André Wenning (FWG) vertrat die Auffassung, dass es innerhalb der Stadt Warendorf geeignetere Standorte für ein solches Wohnprojekt gebe und Alternativen nicht ausreichend geprüft worden seien. Viele der künftigen Bewohner des Heims würden in den Freckenhorster Werkstätten arbeiten. Aufgrund der räumlichen Distanz zu Freckenhorst sei der Warendorfer Norden kein geeigneter Standort, begründete Wenning die ablehnende Haltung der FWG. Auch Daniel Kebschull (Grüne) konnte es sich nicht vorstellen, dass die vorgesehene Fläche an der Dr.-Hans-Kluck-Straße „das einzige geeignete Grundstück“ in Warendorf für den Wohnheimbau sein solle.

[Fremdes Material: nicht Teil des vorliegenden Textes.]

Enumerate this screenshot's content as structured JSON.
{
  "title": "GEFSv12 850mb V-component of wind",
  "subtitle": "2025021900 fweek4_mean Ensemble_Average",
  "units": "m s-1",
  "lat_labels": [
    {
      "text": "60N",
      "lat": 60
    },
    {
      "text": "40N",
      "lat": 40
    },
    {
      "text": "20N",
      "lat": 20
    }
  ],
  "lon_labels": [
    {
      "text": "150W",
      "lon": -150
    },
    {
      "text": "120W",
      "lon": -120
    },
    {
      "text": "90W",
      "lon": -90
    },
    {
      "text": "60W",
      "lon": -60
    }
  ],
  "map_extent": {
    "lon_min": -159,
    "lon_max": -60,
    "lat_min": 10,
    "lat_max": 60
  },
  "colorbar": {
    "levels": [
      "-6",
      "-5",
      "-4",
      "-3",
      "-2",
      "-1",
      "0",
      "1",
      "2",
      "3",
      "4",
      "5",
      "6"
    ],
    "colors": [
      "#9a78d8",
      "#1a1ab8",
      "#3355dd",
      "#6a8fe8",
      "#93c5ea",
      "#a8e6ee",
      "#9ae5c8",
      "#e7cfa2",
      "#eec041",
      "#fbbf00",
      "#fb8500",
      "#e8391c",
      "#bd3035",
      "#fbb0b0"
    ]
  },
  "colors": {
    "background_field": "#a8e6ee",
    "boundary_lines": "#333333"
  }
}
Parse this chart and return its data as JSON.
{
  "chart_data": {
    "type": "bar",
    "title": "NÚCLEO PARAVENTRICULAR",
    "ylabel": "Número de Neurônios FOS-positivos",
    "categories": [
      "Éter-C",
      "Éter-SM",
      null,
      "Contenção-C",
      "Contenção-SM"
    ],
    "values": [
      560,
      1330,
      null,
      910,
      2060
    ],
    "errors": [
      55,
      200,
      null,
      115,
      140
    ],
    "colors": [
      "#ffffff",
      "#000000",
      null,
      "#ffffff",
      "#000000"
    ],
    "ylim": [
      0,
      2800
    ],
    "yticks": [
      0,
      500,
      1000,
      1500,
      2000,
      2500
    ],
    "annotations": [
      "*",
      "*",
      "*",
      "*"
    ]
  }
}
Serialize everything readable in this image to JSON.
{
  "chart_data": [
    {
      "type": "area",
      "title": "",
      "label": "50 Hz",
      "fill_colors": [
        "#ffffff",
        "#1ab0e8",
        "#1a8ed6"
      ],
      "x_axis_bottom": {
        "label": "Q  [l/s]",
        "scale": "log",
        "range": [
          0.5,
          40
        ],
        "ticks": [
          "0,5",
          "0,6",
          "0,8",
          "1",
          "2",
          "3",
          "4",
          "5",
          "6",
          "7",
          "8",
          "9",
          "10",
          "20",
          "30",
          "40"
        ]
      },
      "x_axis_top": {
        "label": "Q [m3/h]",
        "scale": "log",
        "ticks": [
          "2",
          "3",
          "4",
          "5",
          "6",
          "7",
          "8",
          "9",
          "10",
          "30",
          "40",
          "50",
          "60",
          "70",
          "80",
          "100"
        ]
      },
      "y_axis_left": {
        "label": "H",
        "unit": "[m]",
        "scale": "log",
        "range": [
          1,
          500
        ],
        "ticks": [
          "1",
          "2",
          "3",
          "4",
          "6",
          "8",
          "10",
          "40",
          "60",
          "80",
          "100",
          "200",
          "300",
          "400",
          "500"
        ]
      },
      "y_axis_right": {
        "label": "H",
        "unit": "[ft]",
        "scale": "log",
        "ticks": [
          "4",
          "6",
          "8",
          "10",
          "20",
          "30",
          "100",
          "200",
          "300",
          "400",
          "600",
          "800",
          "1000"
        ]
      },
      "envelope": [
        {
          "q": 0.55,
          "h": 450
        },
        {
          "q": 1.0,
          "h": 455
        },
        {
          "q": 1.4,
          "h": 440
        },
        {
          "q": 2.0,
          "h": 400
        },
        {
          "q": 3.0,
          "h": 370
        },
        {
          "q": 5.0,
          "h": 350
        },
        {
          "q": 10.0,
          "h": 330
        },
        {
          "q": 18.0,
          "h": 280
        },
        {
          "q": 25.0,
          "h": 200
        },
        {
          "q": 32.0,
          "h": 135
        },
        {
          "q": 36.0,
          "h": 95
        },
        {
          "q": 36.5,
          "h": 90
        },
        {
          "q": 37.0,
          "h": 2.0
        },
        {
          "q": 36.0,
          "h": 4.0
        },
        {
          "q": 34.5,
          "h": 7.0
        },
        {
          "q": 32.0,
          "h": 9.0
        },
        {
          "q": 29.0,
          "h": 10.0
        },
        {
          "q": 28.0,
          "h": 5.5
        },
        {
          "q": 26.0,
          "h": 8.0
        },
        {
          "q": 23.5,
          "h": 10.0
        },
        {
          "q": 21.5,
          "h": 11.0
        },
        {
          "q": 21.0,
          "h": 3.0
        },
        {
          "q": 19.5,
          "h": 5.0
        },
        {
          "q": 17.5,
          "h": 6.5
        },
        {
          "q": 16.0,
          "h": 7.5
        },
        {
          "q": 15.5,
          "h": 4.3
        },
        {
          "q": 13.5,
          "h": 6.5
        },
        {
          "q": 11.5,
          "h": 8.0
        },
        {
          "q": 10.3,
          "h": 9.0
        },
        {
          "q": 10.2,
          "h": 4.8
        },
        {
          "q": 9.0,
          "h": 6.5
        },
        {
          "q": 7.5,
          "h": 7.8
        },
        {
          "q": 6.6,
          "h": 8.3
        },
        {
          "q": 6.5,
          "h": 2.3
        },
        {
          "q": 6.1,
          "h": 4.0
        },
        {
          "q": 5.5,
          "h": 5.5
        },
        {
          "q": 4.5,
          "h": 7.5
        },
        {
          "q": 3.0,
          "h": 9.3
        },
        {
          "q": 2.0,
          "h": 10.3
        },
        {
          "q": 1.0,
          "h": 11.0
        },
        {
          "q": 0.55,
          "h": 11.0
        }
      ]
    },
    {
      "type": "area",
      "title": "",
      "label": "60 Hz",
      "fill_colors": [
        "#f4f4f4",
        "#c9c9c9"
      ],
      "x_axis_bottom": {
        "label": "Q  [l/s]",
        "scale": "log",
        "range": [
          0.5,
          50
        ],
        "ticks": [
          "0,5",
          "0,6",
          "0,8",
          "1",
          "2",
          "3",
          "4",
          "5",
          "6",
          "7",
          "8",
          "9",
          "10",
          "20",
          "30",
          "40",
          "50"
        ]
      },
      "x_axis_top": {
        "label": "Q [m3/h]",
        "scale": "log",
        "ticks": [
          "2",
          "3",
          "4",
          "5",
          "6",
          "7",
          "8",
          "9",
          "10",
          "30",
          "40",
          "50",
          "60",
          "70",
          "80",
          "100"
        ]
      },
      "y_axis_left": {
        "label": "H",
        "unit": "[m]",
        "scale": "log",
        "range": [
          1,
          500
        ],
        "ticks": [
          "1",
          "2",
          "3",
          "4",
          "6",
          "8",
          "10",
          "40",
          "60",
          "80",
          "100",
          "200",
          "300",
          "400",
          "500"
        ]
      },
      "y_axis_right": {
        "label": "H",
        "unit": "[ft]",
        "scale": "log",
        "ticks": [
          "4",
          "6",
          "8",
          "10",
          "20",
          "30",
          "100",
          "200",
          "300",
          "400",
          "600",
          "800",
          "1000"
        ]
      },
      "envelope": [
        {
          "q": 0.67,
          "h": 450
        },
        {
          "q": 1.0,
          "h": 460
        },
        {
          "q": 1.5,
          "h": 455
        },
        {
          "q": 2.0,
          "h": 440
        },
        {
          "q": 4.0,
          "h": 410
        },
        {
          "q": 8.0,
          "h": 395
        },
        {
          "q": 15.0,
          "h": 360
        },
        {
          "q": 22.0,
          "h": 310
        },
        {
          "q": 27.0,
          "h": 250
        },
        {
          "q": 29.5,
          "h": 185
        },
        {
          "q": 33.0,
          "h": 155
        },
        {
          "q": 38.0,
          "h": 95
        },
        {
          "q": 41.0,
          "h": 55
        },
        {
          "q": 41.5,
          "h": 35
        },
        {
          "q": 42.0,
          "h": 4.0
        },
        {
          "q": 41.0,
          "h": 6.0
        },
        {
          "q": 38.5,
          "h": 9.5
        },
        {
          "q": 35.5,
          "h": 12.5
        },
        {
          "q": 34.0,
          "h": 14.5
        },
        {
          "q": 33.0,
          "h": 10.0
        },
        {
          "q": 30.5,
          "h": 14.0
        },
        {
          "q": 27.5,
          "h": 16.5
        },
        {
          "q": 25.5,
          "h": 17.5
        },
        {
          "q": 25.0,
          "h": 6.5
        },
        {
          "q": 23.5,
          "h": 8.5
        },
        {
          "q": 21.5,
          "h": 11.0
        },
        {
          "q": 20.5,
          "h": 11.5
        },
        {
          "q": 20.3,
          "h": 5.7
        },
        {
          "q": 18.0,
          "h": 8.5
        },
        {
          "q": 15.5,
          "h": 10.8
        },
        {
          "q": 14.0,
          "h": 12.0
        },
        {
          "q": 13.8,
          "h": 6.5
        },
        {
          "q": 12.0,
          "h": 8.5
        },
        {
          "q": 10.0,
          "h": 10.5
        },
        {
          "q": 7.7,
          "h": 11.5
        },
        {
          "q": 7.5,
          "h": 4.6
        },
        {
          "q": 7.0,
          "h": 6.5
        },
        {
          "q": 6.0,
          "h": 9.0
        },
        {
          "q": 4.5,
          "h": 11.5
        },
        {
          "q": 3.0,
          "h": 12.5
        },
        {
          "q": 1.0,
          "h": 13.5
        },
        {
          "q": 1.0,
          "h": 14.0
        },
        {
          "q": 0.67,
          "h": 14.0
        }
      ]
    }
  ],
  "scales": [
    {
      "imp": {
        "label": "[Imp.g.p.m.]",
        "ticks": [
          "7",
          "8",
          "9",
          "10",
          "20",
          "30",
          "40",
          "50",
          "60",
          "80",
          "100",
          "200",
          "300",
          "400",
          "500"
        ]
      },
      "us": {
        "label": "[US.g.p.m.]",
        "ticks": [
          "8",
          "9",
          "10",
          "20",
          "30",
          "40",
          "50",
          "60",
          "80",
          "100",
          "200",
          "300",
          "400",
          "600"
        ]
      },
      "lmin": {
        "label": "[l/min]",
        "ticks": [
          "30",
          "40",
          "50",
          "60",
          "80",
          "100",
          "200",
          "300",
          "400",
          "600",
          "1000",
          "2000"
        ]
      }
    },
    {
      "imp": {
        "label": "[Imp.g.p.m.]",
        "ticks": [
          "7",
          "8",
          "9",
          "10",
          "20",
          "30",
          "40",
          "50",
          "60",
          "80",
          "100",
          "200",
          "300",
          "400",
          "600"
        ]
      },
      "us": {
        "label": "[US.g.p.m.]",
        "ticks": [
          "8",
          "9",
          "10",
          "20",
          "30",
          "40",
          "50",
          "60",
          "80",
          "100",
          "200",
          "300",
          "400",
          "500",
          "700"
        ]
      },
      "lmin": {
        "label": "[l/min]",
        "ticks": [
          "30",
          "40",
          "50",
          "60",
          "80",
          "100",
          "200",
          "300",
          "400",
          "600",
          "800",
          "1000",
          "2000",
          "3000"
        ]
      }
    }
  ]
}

Anwohner forderten in ihren Wortbeiträgen ein Abrücken vom Errichten massiver Baukörper und forderten architektonisch ansprechende Lösungen sowie dem Baugebiet angemessene Gebäude. Eine andere Stimme wurde da schon deutlicher. „Mit dem umliegenden Wohngebiet ist das Vorhaben nicht in Einklang zu bringen. Die Stadt ist verpflichtet, nach einem anderen Standort zu suchen.“

Mit dem Aufstellungsbeschluss vom Donnerstag hat das Wohnheimprojekt der St.-Vincenz-Gesellschaft eine erste Hürde genommen. Bis zur Erteilung einer Baugenehmigung ist es noch ein weiter Weg. „Bei der endgültigen Gestaltung der Häuser haben wir bestimmt noch Spielraum“, betonte Klaus Artmann.